What is simulation, exactly? It’s the imitation of a real-world process or system. It uses a model that contains all the assumptions, behaviors, and relationships contained in that system. The model represents the system, the simulation represents the system’s operation over time, and the end result is a proving ground to learn, experiment, and improve that system before making changes in the real world. Simulation offers a venue to not only ask those all-important “what-if” questions about a real-world system, but to investigate and answer them.

TECH TIPS

Five important questions to ask before investing
in a simulation solution.

1. What kind of support is included? It’s good to know qualified individuals will be there when your project needs it most.

2. Is the product actually useable? There are certain simulation solutions that just aren’t easy to use. Anybody who will work with simulation needs to be able to pick it up with minimal effort.

3. Can I customize objects to model my system exactly? An object that models most of what that machine does simply won’t cut it.

4. Is the company continuously updating and developing the product? No simulation product is perfect, so it’s important that the one you choose is constantly being improved. Bonus points to developers who actually listen to and implement your suggestions.

5. Is this 3-D simulation or 2-D simulation? With today’s powerful computers, there are few drawbacks in choosing 3-D simulation. Getting that extra dimension and including aspects like range of motion will only add to the accuracy of the final result.

Simulation is also not a new idea. The earliest example of a simulation experiment occurred all the way back in 1777 with Buffon’s needle problem, which asked for the probability that a needle dropped on a lined sheet of paper would cross one of the lines. And, like many important concepts that start in the halls of academia, simulation would make its way into industry and government, perhaps most infamously in Stanislaw Ulam’s development of the Teller-Ulam design for thermonuclear weapons. This marked the beginning of computer-based simulation, which sparked innovations such as the General Electric Manufacturing Simulator in the late 1950s and paved the way for the powerful 3-D simulation technology modern businesses enjoy today.

Like any great undertaking, simulation begins with a question. Specifically, it begins with a “what-if” question about your system. Would we be able to recoup our investment if we add a new machine? Why are we getting this bottleneck, and could we get rid of it by speeding up our assembly process? What would happen to our throughput if we changed our staffing schedule? Questions can be concrete or abstract, simple or complex—nearly any question about a system can be tested and answered through an accurate simulation model.

Once the question is established, it’s time to collect data. Data collection doesn’t have to be a grueling experience; most manufacturing facilities probably already have enough information at their disposal to create a solid simulation model. But if you take the time to gather a wealth of accurate data about your system and how it operates, it will pay dividends when you start to comb through the valuable analytics generated from the simulation.

The next step? It’s time to get down to the business of building and customizing the model. The best simulation packages strive to streamline both of these tasks: drag-and-drop controls to easily construct and connect the entities of the system, and simple, intuitive interfaces to customize the logic and operation of each entity. This is where the data you collected will be put to good use. Processing times, arrival rates, conveyor speeds, and any other information relevant to your system and your “what-if” question will be added, and will most likely be altered during a simulation study to test different configurations and scenarios.
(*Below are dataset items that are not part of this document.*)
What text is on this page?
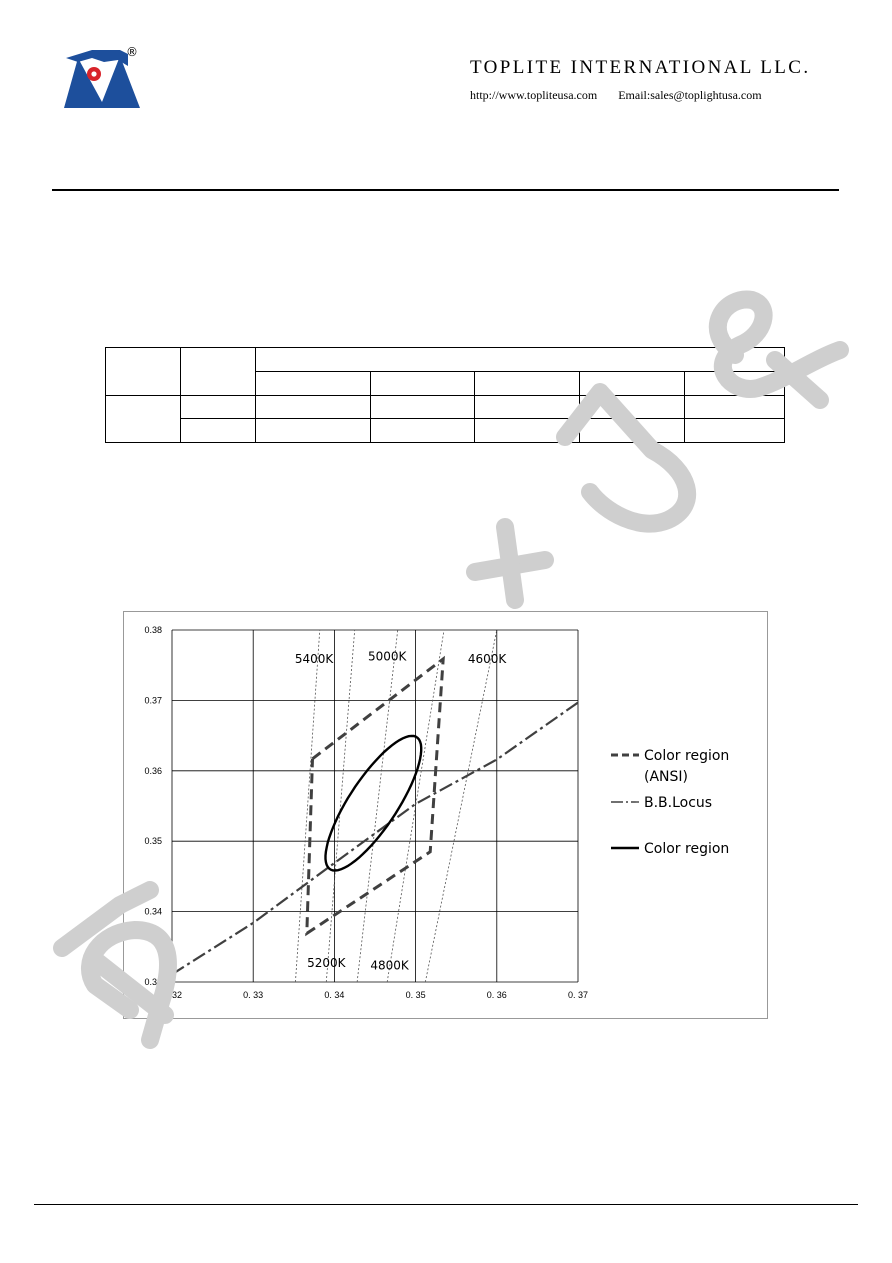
®
TOPLITE INTERNATIONAL LLC.
http://www.topliteusa.com Email:sales@toplightusa.com

0. 32	0. 33	0. 34	0. 35	0. 36	0. 37
0.33
0.34
0.35
0.36
0.37
0.38
5400K	5000K	4600K
5200K 4800K
Color region
(ANSI)
B.B.Locus
Color region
The actual simulation of a model can be an uneventful experience, but only because modern computer systems allow large tracts of data to be processed at mind-numbing speeds. Hours, days, weeks, or even months of model time can be simulated in a matter of minutes. This instant wealth of information can then be exported into your favorite spreadsheet program or viewed within an array of charts and graphs to determine what’s going on in the system. The real power of a simulation, though, lies in the ability to make tweaks and experiment. Any good simulation package will contain an experimentation engine to create different scenarios by changing certain variables, run many iterations of these scenarios, and compare the results to find the optimal configuration for the system.

At this point, individuals with any amount of experience in manufacturing can probably foresee the value of simulation in their own facility. Who wouldn’t want the ability to test changes in their system without the risk of experimentation in the real world, especially when the solution plays nice with Lean, Six Sigma, Agile, and other popular process improvement methods? The right simulation tool can serve as the perfect complement to solid operational strategies for companies that are looking for that competitive edge.

How much is a simulation project really worth? That’s a great question. The exact dollar amount will change based on a number of variables, but most manufacturing representatives who have worked with simulation report between 10 and 30% savings. This usually comes in the form of increased throughput, reduced waste, or eliminated bottlenecks in the simulation’s focus area. Sometimes, the most valuable end result isn’t as easy to quantify: reliable, evidence-based validation that the direction a department is heading or an investment being made will eventually pay off.

Feelings of preparation and confidence are normal symptoms of a successful simulation study—and these feelings can be hard to find in the often tumultuous operations of hard-working companies. Once used, it may become clear that simulation should be utilized again in the very near future.

 How many companies out there would come to the same conclusion?